I don’t like having circuit boards flopping around in mid-air, so I drilled and tapped two 4-40 holes in a husky 3/16″ aluminum plate and mounted the Pi on a pair of 3/8″ nylon standoffs.
Putting it together was a snap. I downloaded the Raspbian image file, wrote it out to a spare 8 GB SDHC card I had in the drawer with Image Writer for Windows, plugged the card into the card slot on the board, hooked up the cables, and turned it on.

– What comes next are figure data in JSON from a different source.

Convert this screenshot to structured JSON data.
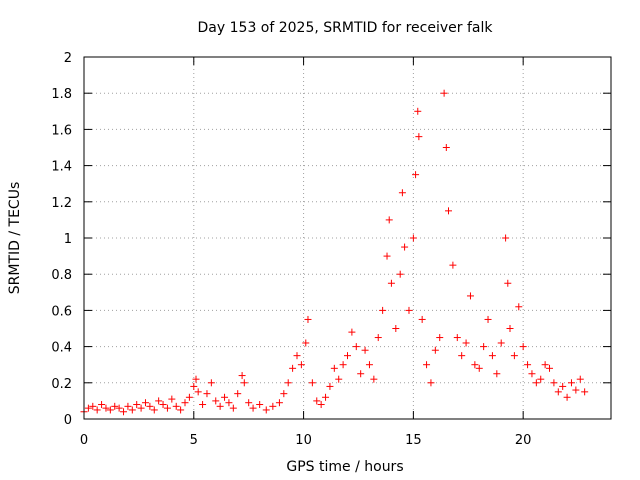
{
  "chart_data": {
    "type": "scatter",
    "title": "Day 153 of 2025, SRMTID for receiver falk",
    "xlabel": "GPS time / hours",
    "ylabel": "SRMTID / TECUs",
    "xlim": [
      0,
      24
    ],
    "ylim": [
      0,
      2
    ],
    "xticks": [
      0,
      5,
      10,
      15,
      20
    ],
    "xtick_labels": [
      "0",
      "5",
      "10",
      "15",
      "20"
    ],
    "yticks": [
      0,
      0.2,
      0.4,
      0.6,
      0.8,
      1,
      1.2,
      1.4,
      1.6,
      1.8,
      2
    ],
    "ytick_labels": [
      "0",
      "0.2",
      "0.4",
      "0.6",
      "0.8",
      "1",
      "1.2",
      "1.4",
      "1.6",
      "1.8",
      "2"
    ],
    "grid": true,
    "marker": "+",
    "marker_color": "#ff0000",
    "series": [
      {
        "name": "SRMTID",
        "points": [
          [
            0.0,
            0.04
          ],
          [
            0.2,
            0.06
          ],
          [
            0.4,
            0.07
          ],
          [
            0.6,
            0.05
          ],
          [
            0.8,
            0.08
          ],
          [
            1.0,
            0.06
          ],
          [
            1.2,
            0.05
          ],
          [
            1.4,
            0.07
          ],
          [
            1.6,
            0.06
          ],
          [
            1.8,
            0.04
          ],
          [
            2.0,
            0.07
          ],
          [
            2.2,
            0.05
          ],
          [
            2.4,
            0.08
          ],
          [
            2.6,
            0.06
          ],
          [
            2.8,
            0.09
          ],
          [
            3.0,
            0.07
          ],
          [
            3.2,
            0.05
          ],
          [
            3.4,
            0.1
          ],
          [
            3.6,
            0.08
          ],
          [
            3.8,
            0.06
          ],
          [
            4.0,
            0.11
          ],
          [
            4.2,
            0.07
          ],
          [
            4.4,
            0.05
          ],
          [
            4.6,
            0.09
          ],
          [
            4.8,
            0.12
          ],
          [
            5.0,
            0.18
          ],
          [
            5.1,
            0.22
          ],
          [
            5.2,
            0.15
          ],
          [
            5.4,
            0.08
          ],
          [
            5.6,
            0.14
          ],
          [
            5.8,
            0.2
          ],
          [
            6.0,
            0.1
          ],
          [
            6.2,
            0.07
          ],
          [
            6.4,
            0.12
          ],
          [
            6.6,
            0.09
          ],
          [
            6.8,
            0.06
          ],
          [
            7.0,
            0.14
          ],
          [
            7.2,
            0.24
          ],
          [
            7.3,
            0.2
          ],
          [
            7.5,
            0.09
          ],
          [
            7.7,
            0.06
          ],
          [
            8.0,
            0.08
          ],
          [
            8.3,
            0.05
          ],
          [
            8.6,
            0.07
          ],
          [
            8.9,
            0.09
          ],
          [
            9.1,
            0.14
          ],
          [
            9.3,
            0.2
          ],
          [
            9.5,
            0.28
          ],
          [
            9.7,
            0.35
          ],
          [
            9.9,
            0.3
          ],
          [
            10.1,
            0.42
          ],
          [
            10.2,
            0.55
          ],
          [
            10.4,
            0.2
          ],
          [
            10.6,
            0.1
          ],
          [
            10.8,
            0.08
          ],
          [
            11.0,
            0.12
          ],
          [
            11.2,
            0.18
          ],
          [
            11.4,
            0.28
          ],
          [
            11.6,
            0.22
          ],
          [
            11.8,
            0.3
          ],
          [
            12.0,
            0.35
          ],
          [
            12.2,
            0.48
          ],
          [
            12.4,
            0.4
          ],
          [
            12.6,
            0.25
          ],
          [
            12.8,
            0.38
          ],
          [
            13.0,
            0.3
          ],
          [
            13.2,
            0.22
          ],
          [
            13.4,
            0.45
          ],
          [
            13.6,
            0.6
          ],
          [
            13.8,
            0.9
          ],
          [
            13.9,
            1.1
          ],
          [
            14.0,
            0.75
          ],
          [
            14.2,
            0.5
          ],
          [
            14.4,
            0.8
          ],
          [
            14.5,
            1.25
          ],
          [
            14.6,
            0.95
          ],
          [
            14.8,
            0.6
          ],
          [
            15.0,
            1.0
          ],
          [
            15.1,
            1.35
          ],
          [
            15.2,
            1.7
          ],
          [
            15.25,
            1.56
          ],
          [
            15.4,
            0.55
          ],
          [
            15.6,
            0.3
          ],
          [
            15.8,
            0.2
          ],
          [
            16.0,
            0.38
          ],
          [
            16.2,
            0.45
          ],
          [
            16.4,
            1.8
          ],
          [
            16.5,
            1.5
          ],
          [
            16.6,
            1.15
          ],
          [
            16.8,
            0.85
          ],
          [
            17.0,
            0.45
          ],
          [
            17.2,
            0.35
          ],
          [
            17.4,
            0.42
          ],
          [
            17.6,
            0.68
          ],
          [
            17.8,
            0.3
          ],
          [
            18.0,
            0.28
          ],
          [
            18.2,
            0.4
          ],
          [
            18.4,
            0.55
          ],
          [
            18.6,
            0.35
          ],
          [
            18.8,
            0.25
          ],
          [
            19.0,
            0.42
          ],
          [
            19.2,
            1.0
          ],
          [
            19.3,
            0.75
          ],
          [
            19.4,
            0.5
          ],
          [
            19.6,
            0.35
          ],
          [
            19.8,
            0.62
          ],
          [
            20.0,
            0.4
          ],
          [
            20.2,
            0.3
          ],
          [
            20.4,
            0.25
          ],
          [
            20.6,
            0.2
          ],
          [
            20.8,
            0.22
          ],
          [
            21.0,
            0.3
          ],
          [
            21.2,
            0.28
          ],
          [
            21.4,
            0.2
          ],
          [
            21.6,
            0.15
          ],
          [
            21.8,
            0.18
          ],
          [
            22.0,
            0.12
          ],
          [
            22.2,
            0.2
          ],
          [
            22.4,
            0.16
          ],
          [
            22.6,
            0.22
          ],
          [
            22.8,
            0.15
          ]
        ]
      }
    ]
  }
}
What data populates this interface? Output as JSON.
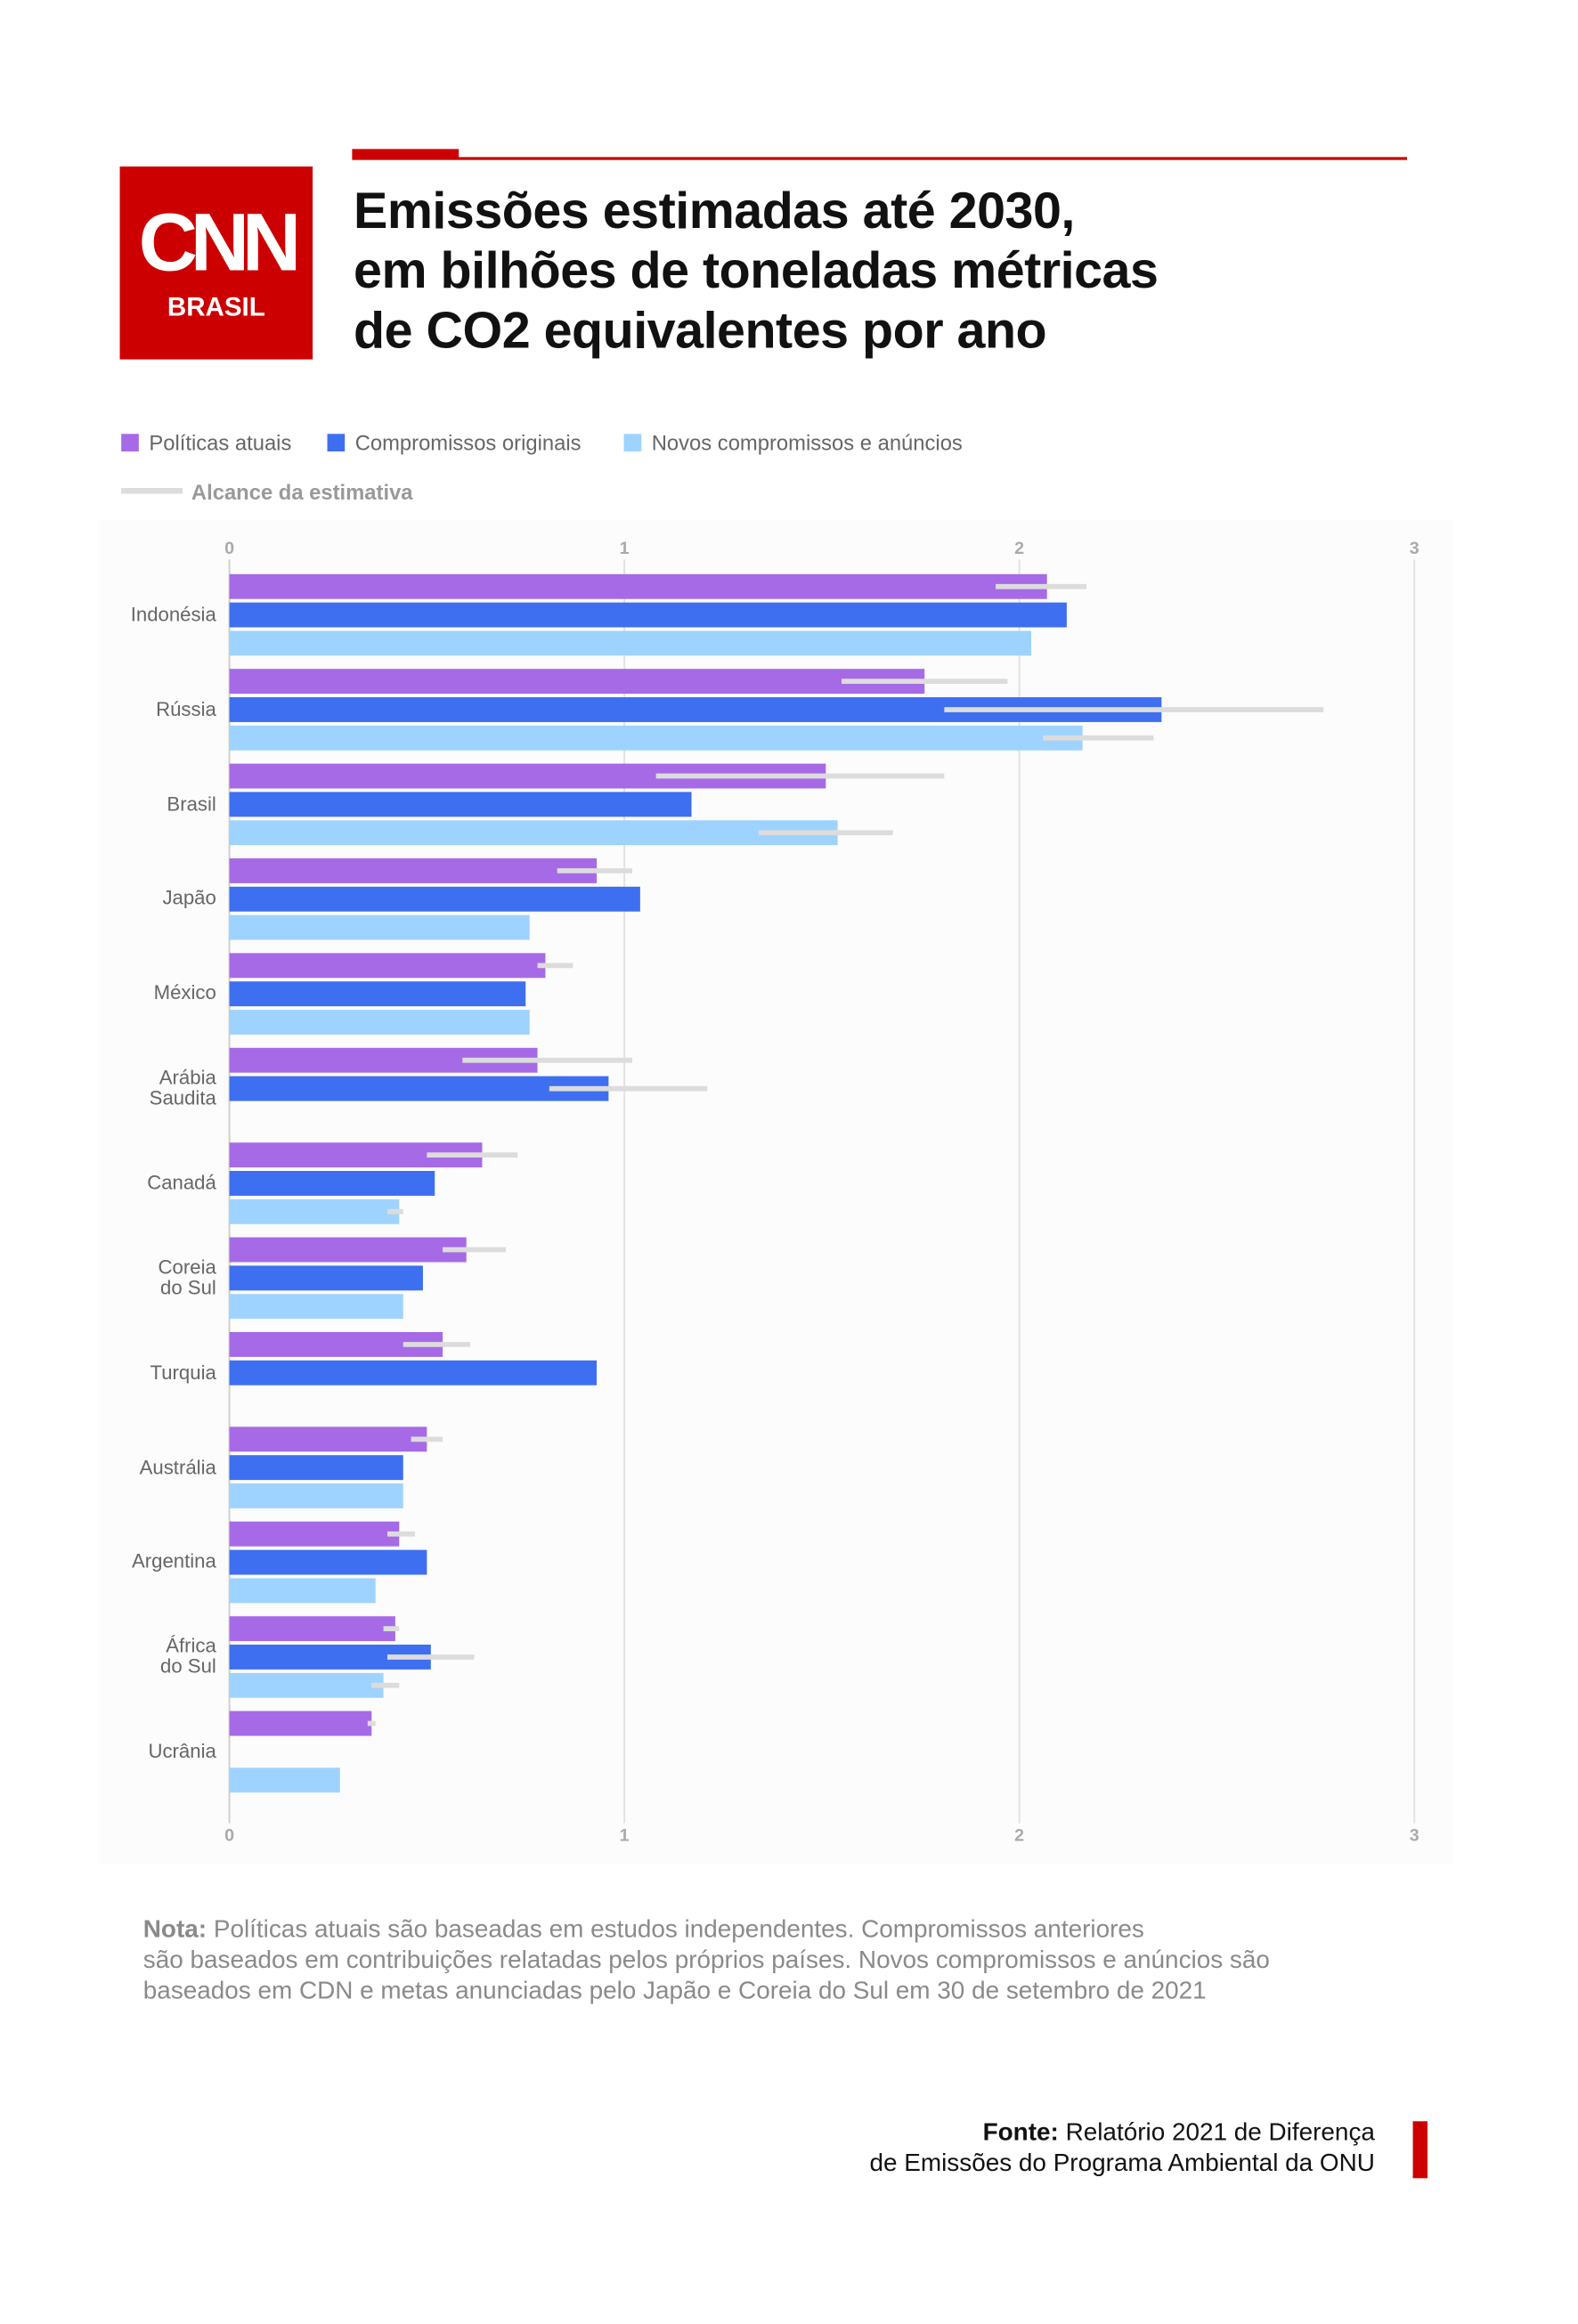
{
  "logo": {
    "text": "CNN",
    "subtitle": "BRASIL"
  },
  "chart_data": {
    "type": "bar",
    "orientation": "horizontal",
    "title": "Emissões estimadas até 2030,\nem bilhões de toneladas métricas\nde CO2 equivalentes por ano",
    "categories": [
      "Indonésia",
      "Rússia",
      "Brasil",
      "Japão",
      "México",
      "Arábia\nSaudita",
      "Canadá",
      "Coreia\ndo Sul",
      "Turquia",
      "Austrália",
      "Argentina",
      "África\ndo Sul",
      "Ucrânia"
    ],
    "series": [
      {
        "name": "Políticas atuais",
        "color": "#a66ae6",
        "values": [
          2.07,
          1.76,
          1.51,
          0.93,
          0.8,
          0.78,
          0.64,
          0.6,
          0.54,
          0.5,
          0.43,
          0.42,
          0.36
        ],
        "ranges": [
          [
            1.94,
            2.17
          ],
          [
            1.55,
            1.97
          ],
          [
            1.08,
            1.81
          ],
          [
            0.83,
            1.02
          ],
          [
            0.78,
            0.87
          ],
          [
            0.59,
            1.02
          ],
          [
            0.5,
            0.73
          ],
          [
            0.54,
            0.7
          ],
          [
            0.44,
            0.61
          ],
          [
            0.46,
            0.54
          ],
          [
            0.4,
            0.47
          ],
          [
            0.39,
            0.43
          ],
          [
            0.35,
            0.37
          ]
        ]
      },
      {
        "name": "Compromissos originais",
        "color": "#3d6ff0",
        "values": [
          2.12,
          2.36,
          1.17,
          1.04,
          0.75,
          0.96,
          0.52,
          0.49,
          0.93,
          0.44,
          0.5,
          0.51,
          null
        ],
        "ranges": [
          null,
          [
            1.81,
            2.77
          ],
          null,
          null,
          null,
          [
            0.81,
            1.21
          ],
          null,
          null,
          null,
          null,
          null,
          [
            0.4,
            0.62
          ],
          null
        ]
      },
      {
        "name": "Novos compromissos e anúncios",
        "color": "#9fd3ff",
        "values": [
          2.03,
          2.16,
          1.54,
          0.76,
          0.76,
          null,
          0.43,
          0.44,
          null,
          0.44,
          0.37,
          0.39,
          0.28
        ],
        "ranges": [
          null,
          [
            2.06,
            2.34
          ],
          [
            1.34,
            1.68
          ],
          null,
          null,
          null,
          [
            0.4,
            0.44
          ],
          null,
          null,
          null,
          null,
          [
            0.36,
            0.43
          ],
          null
        ]
      }
    ],
    "range_legend": {
      "name": "Alcance da estimativa",
      "color": "#dcdcdc"
    },
    "xlim": [
      0,
      3
    ],
    "xticks": [
      0,
      1,
      2,
      3
    ],
    "grid": true
  },
  "note": {
    "label": "Nota:",
    "text": "Políticas atuais são baseadas em estudos independentes. Compromissos anteriores\nsão baseados em contribuições relatadas pelos próprios países. Novos compromissos e anúncios são\nbaseados em CDN e metas anunciadas pelo Japão e Coreia do Sul em 30 de setembro de 2021"
  },
  "source": {
    "label": "Fonte:",
    "text": "Relatório 2021 de Diferença\nde Emissões do Programa Ambiental da ONU"
  }
}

Bootup isn’t snappy, and the first time in you have to set a few things like time zone, but in a couple of minutes I had Linux on my big-screen LED TV. The small black item connected to the USB port block in the photo above is the Bluetooth dongle for a Logitech wireless keyboard and mouse. This leaves me a port free for something else. Ethernet came to the device through a pair of Linksys Powerline bridges, which I’ve described here before.
I now have what Michael Abrash would call “Linux on my bedroom wall.”
This particular distro comes with Python and Scratch preinstalled, but Jim’s already gotten the ARM-6 port of FreePascal/Lazarus downloaded and running. That’s next on the list for me. I’ll wrestle with that another time, as it’s getting late here. I have a special purpose in mind for the gadget which I won’t spill just yet, since it may not be realistic. More as I learn it.